Maximising Profit through Customer Perception
A friend gave us a $59.99 gift card for a handy service I enjoy using – they send items via slow mail (one to three days) and I send them back. At any given time I can have two items. At the end of two months this would move into the standard plan costing $19.99 per month with an option to select the three item plan for $29.99. Item supply can be sped up by ticking a ‘prenotification’ return box to signal its in the return mail – another item is supplied on the promise. No late fees.
It’s a good business model and they have access to my card so any fines and fees are automatically deducted. On their end it offers reasonable security and the most they’re up to lose from somebody is an item or two.
But in the last two weeks before that cusp of change between gift card recipient and ‘fully enlisted consumer’ there seemed to be a slight change in the supply line. Call me a cynic but the MBA (Master of Business Administration) program tunes you into profit maximisation strategies so my ‘paydar’ went up.

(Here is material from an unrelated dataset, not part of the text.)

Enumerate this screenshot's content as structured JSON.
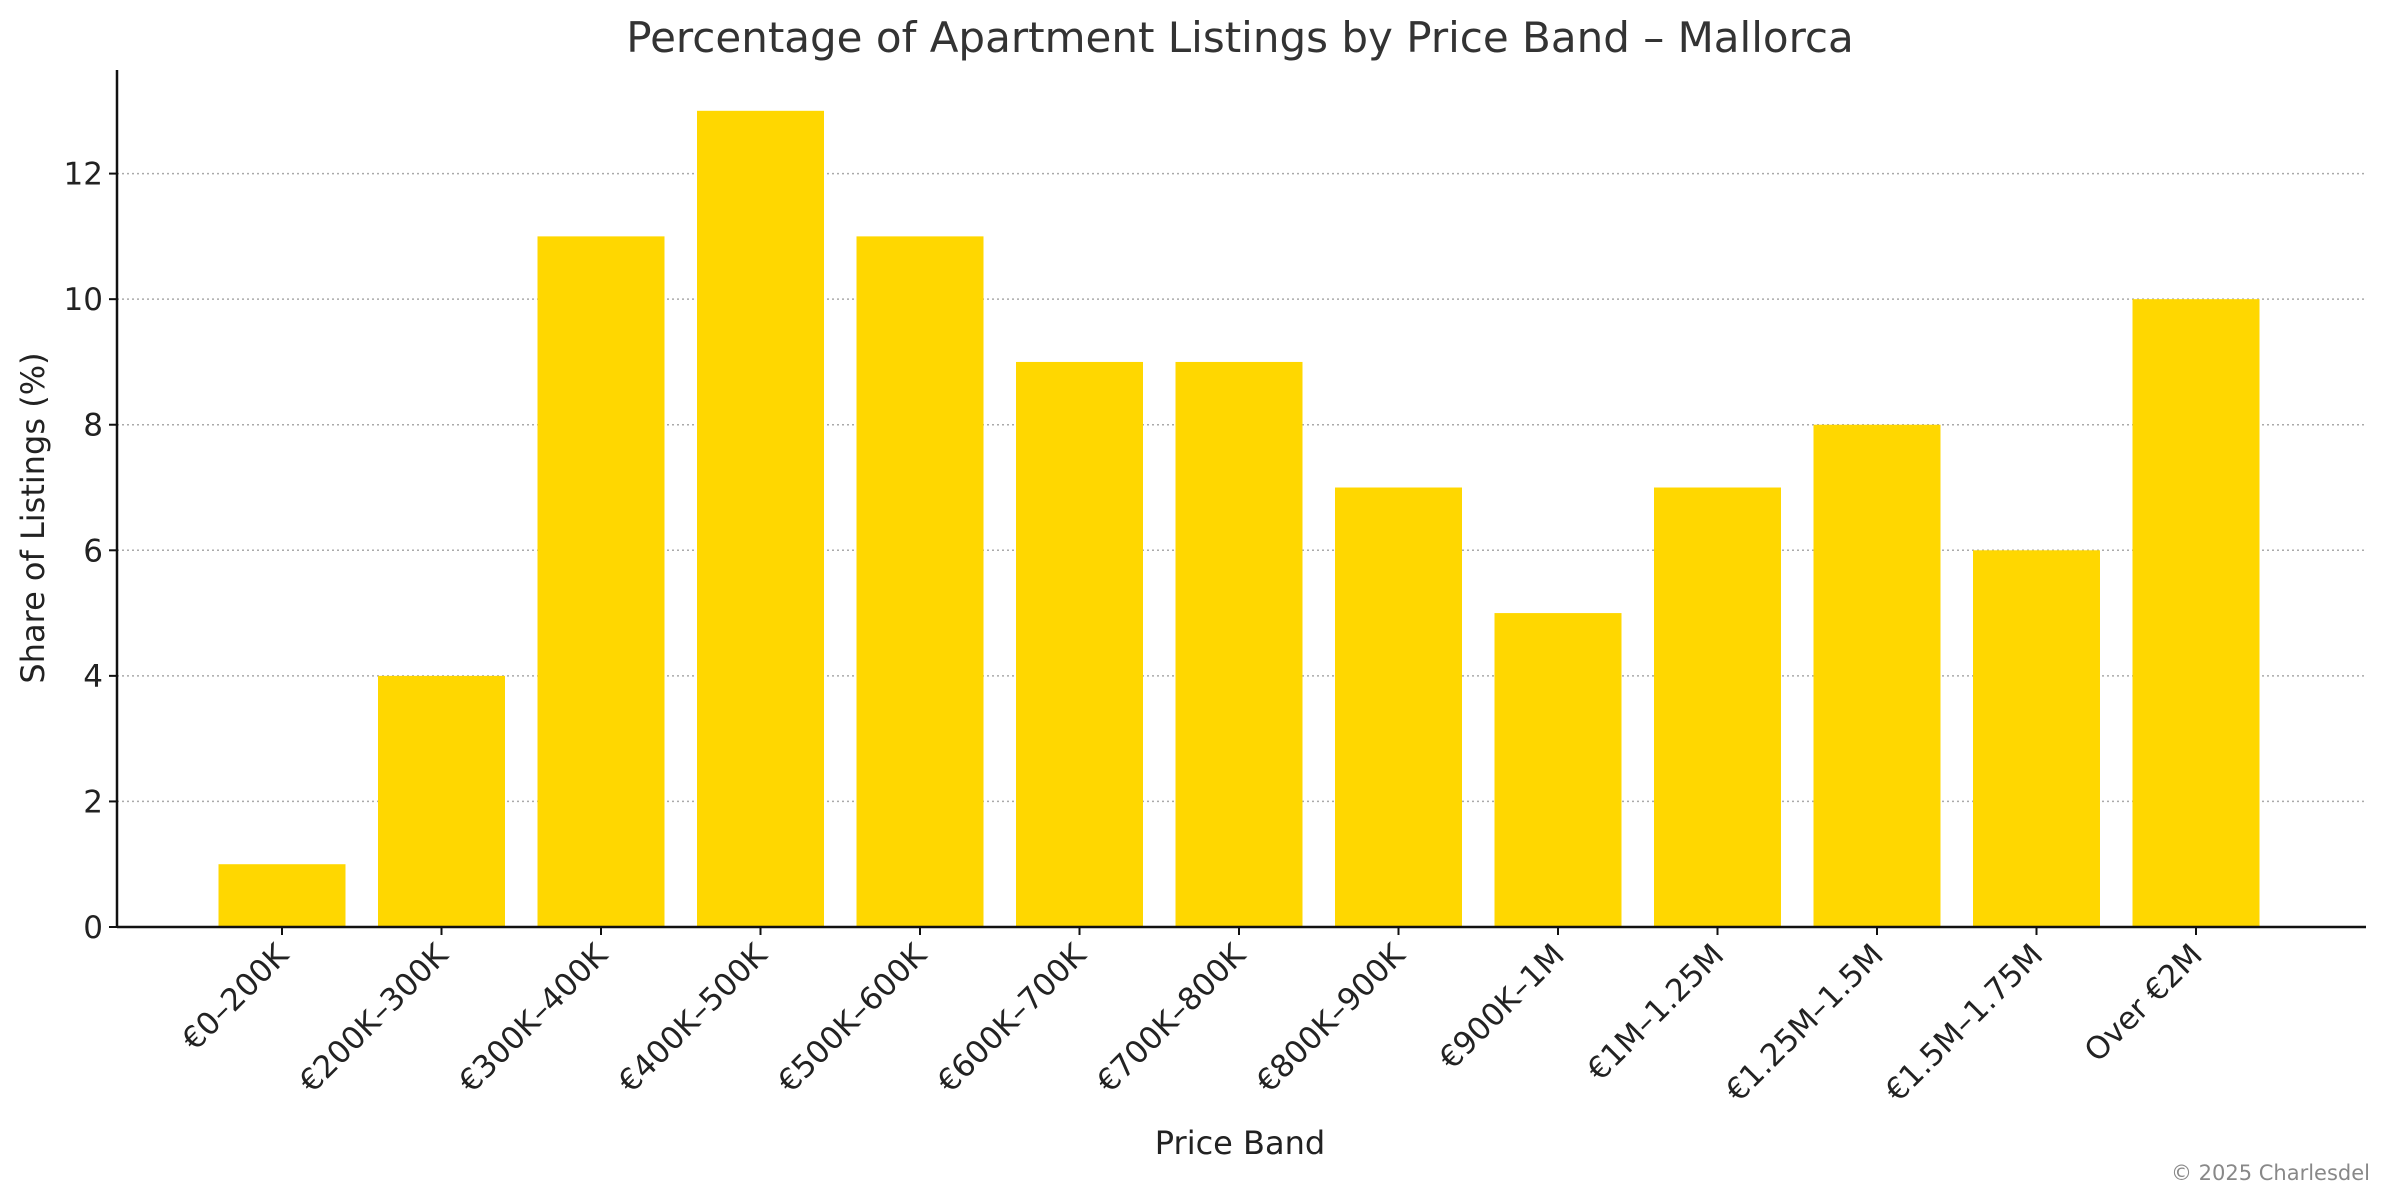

Here is a simple way to covertly influence that business model to improve the plan conversion selection. In the first six weeks you would honour the pre-notification and send items that arrive as close to the next-day as often as possible. This gives the perception of constant supply. Note that the objective is conversion to the $29.99 plan rather than the standard $19.99 plan. This process has the added benefit you can more easily identify ‘power users’ from those who would only use the item on weekends (or irregularly).

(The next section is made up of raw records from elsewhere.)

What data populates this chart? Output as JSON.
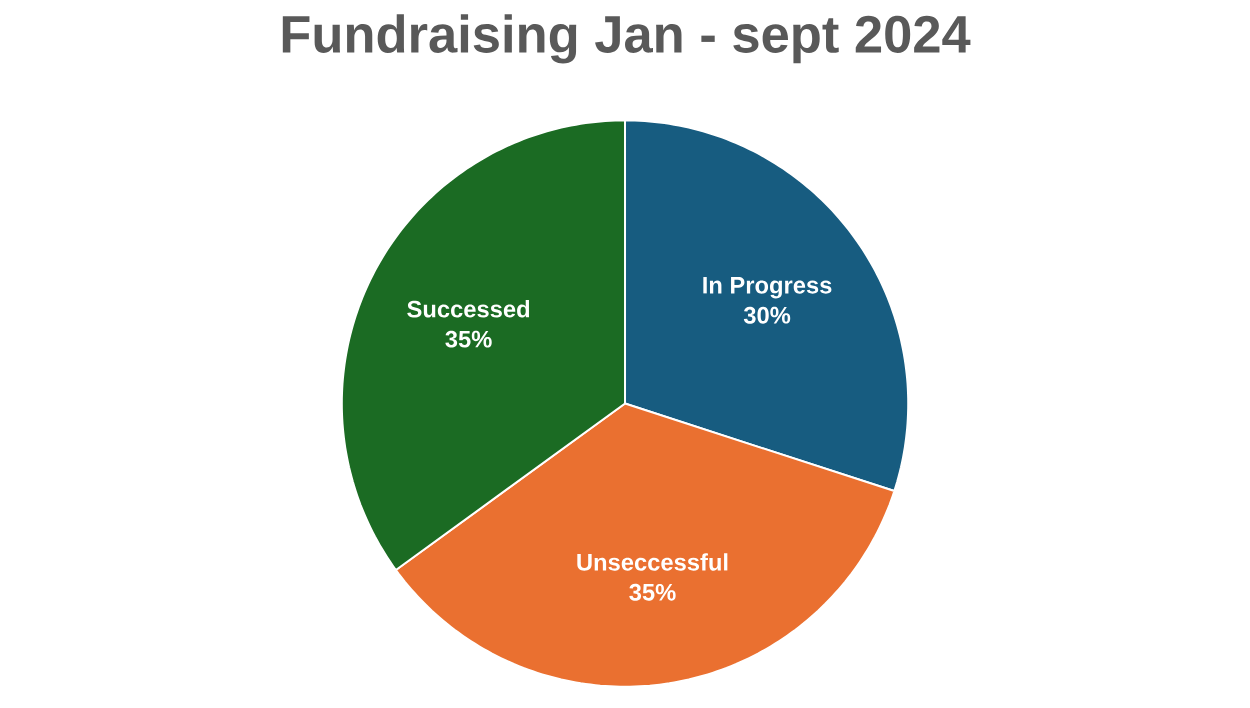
{
  "chart_data": {
    "type": "pie",
    "title": "Fundraising Jan - sept 2024",
    "categories": [
      "In Progress",
      "Unseccessful",
      "Successed"
    ],
    "values": [
      30,
      35,
      35
    ],
    "value_labels": [
      "30%",
      "35%",
      "35%"
    ],
    "colors": [
      "#175c80",
      "#ea7030",
      "#1b6b23"
    ]
  }
}
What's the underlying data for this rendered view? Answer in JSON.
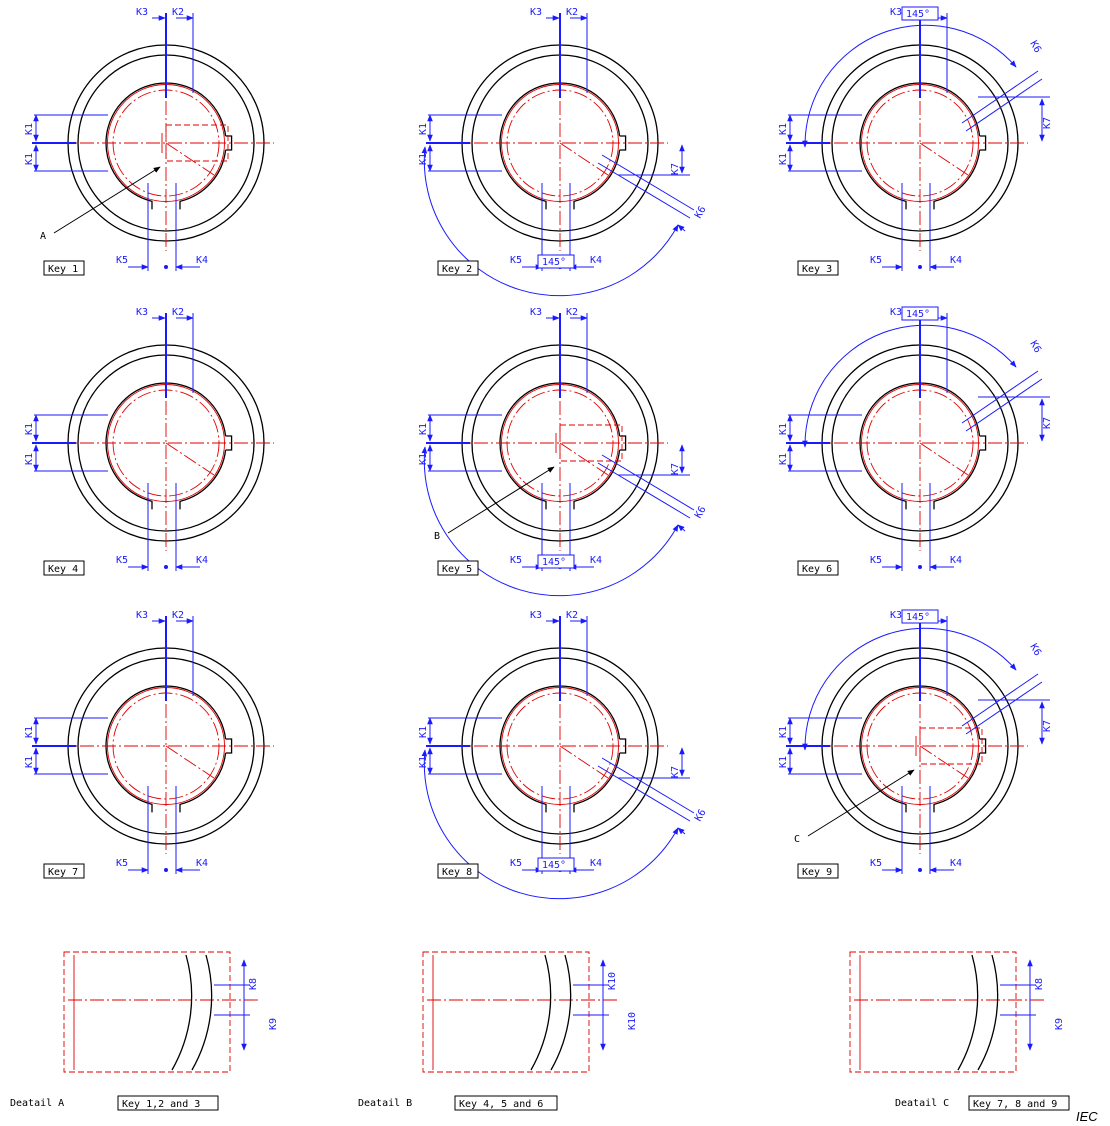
{
  "keys": [
    {
      "label": "Key 1",
      "angle": false,
      "pointer": "A",
      "hidden": "A"
    },
    {
      "label": "Key 2",
      "angle": true,
      "pointer": "",
      "hidden": ""
    },
    {
      "label": "Key 3",
      "angle": true,
      "pointer": "",
      "hidden": ""
    },
    {
      "label": "Key 4",
      "angle": false,
      "pointer": "",
      "hidden": ""
    },
    {
      "label": "Key 5",
      "angle": true,
      "pointer": "B",
      "hidden": "B"
    },
    {
      "label": "Key 6",
      "angle": true,
      "pointer": "",
      "hidden": ""
    },
    {
      "label": "Key 7",
      "angle": false,
      "pointer": "",
      "hidden": ""
    },
    {
      "label": "Key 8",
      "angle": true,
      "pointer": "",
      "hidden": ""
    },
    {
      "label": "Key 9",
      "angle": true,
      "pointer": "C",
      "hidden": "C"
    }
  ],
  "dims": {
    "k1": "K1",
    "k2": "K2",
    "k3": "K3",
    "k4": "K4",
    "k5": "K5",
    "k6": "K6",
    "k7": "K7",
    "k8": "K8",
    "k9": "K9",
    "k10": "K10",
    "angle": "145°"
  },
  "details": [
    {
      "title": "Deatail A",
      "keys": "Key 1,2 and 3"
    },
    {
      "title": "Deatail B",
      "keys": "Key 4, 5 and 6"
    },
    {
      "title": "Deatail C",
      "keys": "Key 7, 8 and 9"
    }
  ],
  "footer": "IEC",
  "colors": {
    "outline": "#000000",
    "centerline": "#e00000",
    "dimension": "#1a1aff"
  }
}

Power users will tend to use the item on arrival and prenotify to receive a constant stream.
In the final two weeks before converting automatically onto the $19.99 plan you would slow supply by providing a larger percentage of items in three days (rather than one day). This affects the perception of the power user who obviously likes the service but may ‘feel unsatisfied’ by the quantity of goods supplied. Bingo. And instead of honouring the pre-notify functionality on the website you quietly send the new items as you receive the returns. This creates ‘controlled dissatisfaction’ at a crucial conversion point specifically for the power user who is more likely to commit to the higher $29.99 plan.

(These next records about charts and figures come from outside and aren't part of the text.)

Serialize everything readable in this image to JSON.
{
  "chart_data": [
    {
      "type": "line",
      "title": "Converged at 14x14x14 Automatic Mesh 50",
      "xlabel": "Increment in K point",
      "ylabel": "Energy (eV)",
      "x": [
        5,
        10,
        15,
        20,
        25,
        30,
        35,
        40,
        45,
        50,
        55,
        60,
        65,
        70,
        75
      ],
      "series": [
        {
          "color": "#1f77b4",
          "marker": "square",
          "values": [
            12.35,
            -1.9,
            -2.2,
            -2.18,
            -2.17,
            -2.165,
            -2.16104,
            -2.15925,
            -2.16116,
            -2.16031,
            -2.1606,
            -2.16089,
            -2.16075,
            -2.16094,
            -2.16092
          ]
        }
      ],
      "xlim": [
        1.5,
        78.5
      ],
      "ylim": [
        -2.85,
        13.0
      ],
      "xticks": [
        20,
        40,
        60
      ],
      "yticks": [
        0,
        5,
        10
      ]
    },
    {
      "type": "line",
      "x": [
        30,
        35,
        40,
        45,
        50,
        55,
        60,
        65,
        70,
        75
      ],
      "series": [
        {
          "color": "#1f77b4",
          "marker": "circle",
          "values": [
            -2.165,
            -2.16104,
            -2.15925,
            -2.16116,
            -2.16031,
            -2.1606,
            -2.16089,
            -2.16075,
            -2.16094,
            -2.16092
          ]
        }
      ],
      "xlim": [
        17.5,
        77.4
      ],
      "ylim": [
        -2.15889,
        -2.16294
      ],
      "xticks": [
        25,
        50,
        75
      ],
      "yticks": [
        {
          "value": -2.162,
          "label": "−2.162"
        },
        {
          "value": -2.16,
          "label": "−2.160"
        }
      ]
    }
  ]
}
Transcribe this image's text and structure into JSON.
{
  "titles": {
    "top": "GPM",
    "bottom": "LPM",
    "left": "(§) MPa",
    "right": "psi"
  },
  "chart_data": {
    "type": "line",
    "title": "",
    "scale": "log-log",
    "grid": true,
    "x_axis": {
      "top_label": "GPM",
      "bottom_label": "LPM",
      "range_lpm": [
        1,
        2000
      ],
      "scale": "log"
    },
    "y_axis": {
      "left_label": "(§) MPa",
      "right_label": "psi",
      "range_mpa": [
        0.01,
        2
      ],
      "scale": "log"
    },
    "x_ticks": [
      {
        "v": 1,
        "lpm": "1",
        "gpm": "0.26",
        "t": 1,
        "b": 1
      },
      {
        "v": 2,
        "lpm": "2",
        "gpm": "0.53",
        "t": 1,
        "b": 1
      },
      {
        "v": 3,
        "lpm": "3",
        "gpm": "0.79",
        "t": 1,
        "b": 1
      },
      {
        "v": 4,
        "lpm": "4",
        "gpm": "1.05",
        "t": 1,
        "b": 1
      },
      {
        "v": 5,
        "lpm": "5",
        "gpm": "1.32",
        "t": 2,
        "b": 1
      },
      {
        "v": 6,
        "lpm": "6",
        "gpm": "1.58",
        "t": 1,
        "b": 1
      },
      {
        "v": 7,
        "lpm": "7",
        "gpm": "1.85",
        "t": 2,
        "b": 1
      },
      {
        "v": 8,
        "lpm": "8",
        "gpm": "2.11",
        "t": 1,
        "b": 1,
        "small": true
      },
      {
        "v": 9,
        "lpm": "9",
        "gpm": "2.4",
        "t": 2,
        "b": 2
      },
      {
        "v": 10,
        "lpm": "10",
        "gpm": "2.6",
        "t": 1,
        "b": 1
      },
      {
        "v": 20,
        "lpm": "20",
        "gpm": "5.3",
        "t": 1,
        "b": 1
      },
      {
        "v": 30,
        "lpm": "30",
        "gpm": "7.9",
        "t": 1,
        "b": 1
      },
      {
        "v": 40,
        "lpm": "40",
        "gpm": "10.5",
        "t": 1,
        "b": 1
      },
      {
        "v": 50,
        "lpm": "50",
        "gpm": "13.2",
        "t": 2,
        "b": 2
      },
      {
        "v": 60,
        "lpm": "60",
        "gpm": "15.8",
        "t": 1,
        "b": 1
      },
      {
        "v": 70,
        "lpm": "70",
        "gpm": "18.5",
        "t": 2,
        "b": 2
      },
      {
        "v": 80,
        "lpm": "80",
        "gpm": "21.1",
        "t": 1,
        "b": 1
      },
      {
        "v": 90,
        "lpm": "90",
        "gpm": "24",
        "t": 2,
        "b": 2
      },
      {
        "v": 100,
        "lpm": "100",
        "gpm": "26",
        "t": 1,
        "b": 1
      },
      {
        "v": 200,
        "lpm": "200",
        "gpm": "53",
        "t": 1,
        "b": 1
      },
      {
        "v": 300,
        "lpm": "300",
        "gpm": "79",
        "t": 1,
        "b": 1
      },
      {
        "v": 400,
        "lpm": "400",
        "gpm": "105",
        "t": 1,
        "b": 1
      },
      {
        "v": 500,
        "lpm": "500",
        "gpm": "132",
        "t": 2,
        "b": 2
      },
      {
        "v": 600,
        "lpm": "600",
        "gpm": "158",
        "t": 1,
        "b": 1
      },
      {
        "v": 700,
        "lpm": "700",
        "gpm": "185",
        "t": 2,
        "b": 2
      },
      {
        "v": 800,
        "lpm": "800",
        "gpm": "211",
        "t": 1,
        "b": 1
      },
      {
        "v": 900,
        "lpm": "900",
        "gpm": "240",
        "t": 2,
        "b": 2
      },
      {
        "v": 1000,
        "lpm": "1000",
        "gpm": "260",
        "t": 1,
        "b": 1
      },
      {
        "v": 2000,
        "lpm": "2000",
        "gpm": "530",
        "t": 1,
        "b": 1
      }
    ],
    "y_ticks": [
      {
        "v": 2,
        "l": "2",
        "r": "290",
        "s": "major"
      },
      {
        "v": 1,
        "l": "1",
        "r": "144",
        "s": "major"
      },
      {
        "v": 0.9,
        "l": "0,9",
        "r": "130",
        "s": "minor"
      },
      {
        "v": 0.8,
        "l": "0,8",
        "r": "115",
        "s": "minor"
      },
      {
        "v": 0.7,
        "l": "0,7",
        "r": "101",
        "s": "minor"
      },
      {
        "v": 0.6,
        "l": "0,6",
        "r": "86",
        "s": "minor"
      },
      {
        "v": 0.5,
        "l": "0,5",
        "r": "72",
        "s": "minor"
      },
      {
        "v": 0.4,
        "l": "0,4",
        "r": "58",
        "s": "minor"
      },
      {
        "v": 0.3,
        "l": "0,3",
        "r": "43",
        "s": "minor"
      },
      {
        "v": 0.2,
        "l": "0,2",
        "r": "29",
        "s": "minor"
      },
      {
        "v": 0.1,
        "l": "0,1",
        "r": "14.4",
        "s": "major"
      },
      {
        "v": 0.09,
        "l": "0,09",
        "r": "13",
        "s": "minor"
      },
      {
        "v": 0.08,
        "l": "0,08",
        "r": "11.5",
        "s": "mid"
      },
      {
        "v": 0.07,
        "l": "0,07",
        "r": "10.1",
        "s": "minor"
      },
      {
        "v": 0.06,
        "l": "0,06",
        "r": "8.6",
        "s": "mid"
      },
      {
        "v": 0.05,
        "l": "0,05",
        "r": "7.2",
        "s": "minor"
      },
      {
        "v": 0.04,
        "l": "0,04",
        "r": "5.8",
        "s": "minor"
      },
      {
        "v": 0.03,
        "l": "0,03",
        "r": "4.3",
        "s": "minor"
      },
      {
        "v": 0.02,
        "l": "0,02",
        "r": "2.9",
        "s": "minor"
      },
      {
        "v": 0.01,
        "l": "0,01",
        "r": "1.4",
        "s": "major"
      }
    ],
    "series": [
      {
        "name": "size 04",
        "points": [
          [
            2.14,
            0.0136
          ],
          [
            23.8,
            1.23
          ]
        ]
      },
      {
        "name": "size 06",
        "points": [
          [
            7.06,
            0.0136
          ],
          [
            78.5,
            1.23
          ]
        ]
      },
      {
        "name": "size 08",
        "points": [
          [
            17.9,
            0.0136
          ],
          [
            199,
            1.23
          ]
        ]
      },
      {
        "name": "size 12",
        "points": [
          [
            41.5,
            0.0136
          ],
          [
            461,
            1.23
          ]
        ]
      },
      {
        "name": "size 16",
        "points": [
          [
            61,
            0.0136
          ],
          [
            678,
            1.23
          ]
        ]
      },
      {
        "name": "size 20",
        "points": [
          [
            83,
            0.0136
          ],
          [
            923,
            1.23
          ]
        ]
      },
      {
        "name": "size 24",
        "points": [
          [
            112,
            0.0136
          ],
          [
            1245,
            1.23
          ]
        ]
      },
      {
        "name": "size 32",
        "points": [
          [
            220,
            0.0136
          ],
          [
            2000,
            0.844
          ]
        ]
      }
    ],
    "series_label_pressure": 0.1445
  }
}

It’s not that hard to manipulate customer perception in these business models and it’s exactly the sort of thing managers build in when profit maximisation is the driving force behind the business.
A better idea is to see your business as ‘filling a social need not met by government’. The up side of filling that need well is that people give you money. Don’t always make it about the profit margin… make it about a driving need to improve customer satisfaction.